You imagine teams with objectives contrary to the strategic objectives of their own organization. Unfortunately, I have encountered this situation on several occasions, and sometimes the teams do not know what the objectives of the organization are. Can you actually imagine this situation? It seems unrealistic, but at the same time it happens.
In my last client, we had a difficult situation around the objectives that the teams had. Firstly, the organization had common strategic objectives that anyone should know about. Especially all product owners, since it concerns directly the Sprint’s objectives of each team. So far, everything seemed fine to me. However, one day in a meeting we were talking about the portfolio upstream that was concerning several teams and we asked the following: What are the objectives of the organization? We didn’t expect that answer, but surprisingly any of the product owners was able to answer the question. Simply, they didn’t know.
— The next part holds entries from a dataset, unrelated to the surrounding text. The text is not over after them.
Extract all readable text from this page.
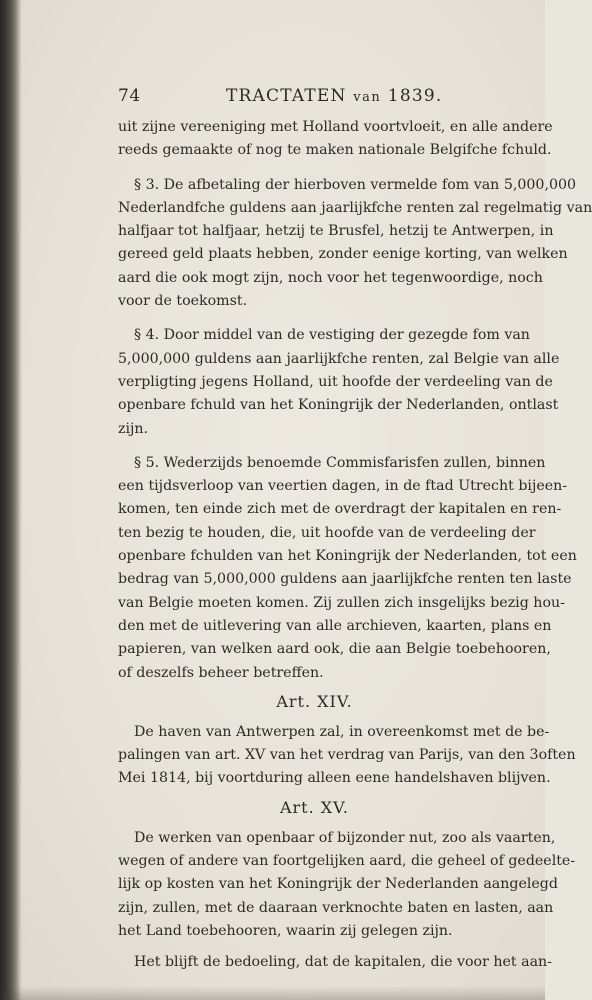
74	TRACTATEN van 1839.
uit zijne vereeniging met Holland voortvloeit, en alle andere
reeds gemaakte of nog te maken nationale Belgifche fchuld.
§ 3. De afbetaling der hierboven vermelde fom van 5,000,000
Nederlandfche guldens aan jaarlijkfche renten zal regelmatig van
halfjaar tot halfjaar, hetzij te Brusfel, hetzij te Antwerpen, in
gereed geld plaats hebben, zonder eenige korting, van welken
aard die ook mogt zijn, noch voor het tegenwoordige, noch
voor de toekomst.
§ 4. Door middel van de vestiging der gezegde fom van
5,000,000 guldens aan jaarlijkfche renten, zal Belgie van alle
verpligting jegens Holland, uit hoofde der verdeeling van de
openbare fchuld van het Koningrijk der Nederlanden, ontlast
zijn.
§ 5. Wederzijds benoemde Commisfarisfen zullen, binnen
een tijdsverloop van veertien dagen, in de ftad Utrecht bijeen-
komen, ten einde zich met de overdragt der kapitalen en ren-
ten bezig te houden, die, uit hoofde van de verdeeling der
openbare fchulden van het Koningrijk der Nederlanden, tot een
bedrag van 5,000,000 guldens aan jaarlijkfche renten ten laste
van Belgie moeten komen. Zij zullen zich insgelijks bezig hou-
den met de uitlevering van alle archieven, kaarten, plans en
papieren, van welken aard ook, die aan Belgie toebehooren,
of deszelfs beheer betreffen.
Art. XIV.
De haven van Antwerpen zal, in overeenkomst met de be-
palingen van art. XV van het verdrag van Parijs, van den 3often
Mei 1814, bij voortduring alleen eene handelshaven blijven.
Art. XV.
De werken van openbaar of bijzonder nut, zoo als vaarten,
wegen of andere van foortgelijken aard, die geheel of gedeelte-
lijk op kosten van het Koningrijk der Nederlanden aangelegd
zijn, zullen, met de daaraan verknochte baten en lasten, aan
het Land toebehooren, waarin zij gelegen zijn.
Het blijft de bedoeling, dat de kapitalen, die voor het aan-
This made me, and many of them too, think about it. As we didn’t know the organization’s objectives, then the question was which were the objectives of the teams. The answer was very tough, because each team had its own objectives and many of them had no relation whatsoever with those of the organization.
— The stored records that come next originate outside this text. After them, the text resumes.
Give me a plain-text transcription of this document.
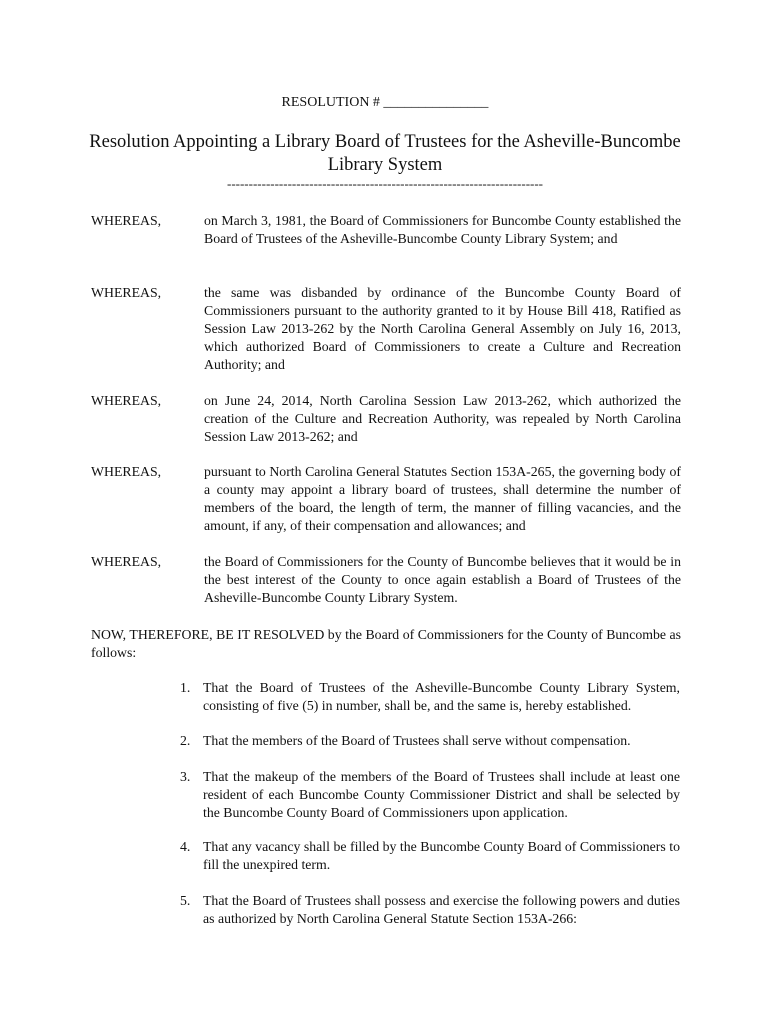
RESOLUTION # _______________
Resolution Appointing a Library Board of Trustees for the Asheville-Buncombe Library System
-------------------------------------------------------------------------
WHEREAS,	on March 3, 1981, the Board of Commissioners for Buncombe County established the Board of Trustees of the Asheville-Buncombe County Library System; and
WHEREAS,	the same was disbanded by ordinance of the Buncombe County Board of Commissioners pursuant to the authority granted to it by House Bill 418, Ratified as Session Law 2013-262 by the North Carolina General Assembly on July 16, 2013, which authorized Board of Commissioners to create a Culture and Recreation Authority; and
WHEREAS,	on June 24, 2014, North Carolina Session Law 2013-262, which authorized the creation of the Culture and Recreation Authority, was repealed by North Carolina Session Law 2013-262; and
WHEREAS,	pursuant to North Carolina General Statutes Section 153A-265, the governing body of a county may appoint a library board of trustees, shall determine the number of members of the board, the length of term, the manner of filling vacancies, and the amount, if any, of their compensation and allowances; and
WHEREAS,	the Board of Commissioners for the County of Buncombe believes that it would be in the best interest of the County to once again establish a Board of Trustees of the Asheville-Buncombe County Library System.
NOW, THEREFORE, BE IT RESOLVED by the Board of Commissioners for the County of Buncombe as follows:
1. That the Board of Trustees of the Asheville-Buncombe County Library System, consisting of five (5) in number, shall be, and the same is, hereby established.
2. That the members of the Board of Trustees shall serve without compensation.
3. That the makeup of the members of the Board of Trustees shall include at least one resident of each Buncombe County Commissioner District and shall be selected by the Buncombe County Board of Commissioners upon application.
4. That any vacancy shall be filled by the Buncombe County Board of Commissioners to fill the unexpired term.
5. That the Board of Trustees shall possess and exercise the following powers and duties as authorized by North Carolina General Statute Section 153A-266:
Moreover, a large part of the objectives set by the PO’s were not very ambitious and they were aware of it. Very often these objectives were fixed without a previous conversation with the team. When I asked them about the reason of the lack of ambition on their objectives the answer was devastating. These objectives were linked to their bonuses, so if they do not reach xx% of them they won’t get their annual bonuses of xx-K €. Let me give you an example: an objective was to have releases frequently. This one was the worst of all, because they were raising PBIs (Product Backlog Items) without meeting the Definition of Done. It was very dangerous!
Besides this and asking several questions about the objectives, we realized that they were more metrics than objectives, there was a confusion about what is a vision, mission, purpose, objectives and metrics.
At the end of the session I proposed to do a Metrics and OKRs session of Management 3.0 so that people within the organisation will be able to understand what is it about. What’s more, this encouraged them to investigate tools that they could use as an artifact to give transparency. Bear in mind that later on it would be needed to inspect and adapt the OKRs more frequently. In this case we just were using a Google spreadsheet. In addition to this, we also explained the 12 rules about Management 3.0 metrics.
- Measure for a purpose
- Shrink the unknown
- Seek to improve
- Delight all stakeholders
- Distrust all numbers
- Set imprecise targets
- Own your metrics
- Don’t connect metrics to rewards
- Promote values and transparency
- Visualize and humanize
- Measure early and often
- Try something else
After several months people from the development team had a different conversation. They started talking about business goals, such as finding the way to improve the time to market by improving test coverage.
Nevertheless, to get to this point there were many difficulties such as implementing clear objectives, ambitious and linked to the objectives of the organization. Besides that, establishing metrics to know if we were achieving it or not.
Let me quickly tell you what the OKRs are. Later on I will tell you what problems I detected and how the OKRs were helped them to mitigate this issue.
Indice de contenidos
What is an OKR?
OKR is the acronym for objective and key results. Objective refers to where we want to go, and the key results is the element that helps us to identify if we are reaching this objective or not.
The OKRs were used by Intel many years ago and were brought to fame thanks to Google. Google usually sets quarterly goals and tries to accommodate the following:
- That the objective is ambitious
- The objective must be clear and precise
- That the objective is attainable to some extent
- Identify the purpose behind this objective
- How it relates to the objectives of the organization
Once a goal is set, it is time to find out how we will know that we are reaching that goal or not. For this it is important that we set metrics (key results) for this purpose. Therefore, we have to consider the following elements:
- The metric is not the objective, it is not a desire. Many people take the metric as an objective, and this is a very serious error because we lose sight of the purpose.
- The metric must be to measurable, Google uses the range from 0 to 10 with a desired range between 60% and 70%.
Possible problems when implementing OKRs
Every time I tried using the OKRs I have encountered several barriers:
- The organization needs to somehow set targets to employees as a way to distribute the annual bonuses.
- Employees stop being ambitious and set vague goals.
- Many of the employees started misrepresenting information because they would otherwise lose their annual bonus or a large part of it.
- Set goals that are not related to the organization’s goals.
- The objectives were set by the senior managers of the organisation and often did not motivate people, but simply generated stress and tension.
- People were asked to set goals but nobody knew what an okr meant.
- Employees didn’t know how to set metrics, and sometimes metrics were objectives.
- In a great majority the purpose of what we do this was lost.
- There was no inspection and adaptation of the okrs.
- The okrs are not transparent to the rest of the people.
Conclusion
OKRs can help organizations to align teams in an organization, help them in the development of people’s competencies, motivate individuals, as well as boost self-organization. But this is not an easy task, it implies a cultural and structural change of the organization. In addition to looking for other approaches to how we can reward people for their behaviors and not for the results, in addition to avoiding using okrs to measure people’s performance.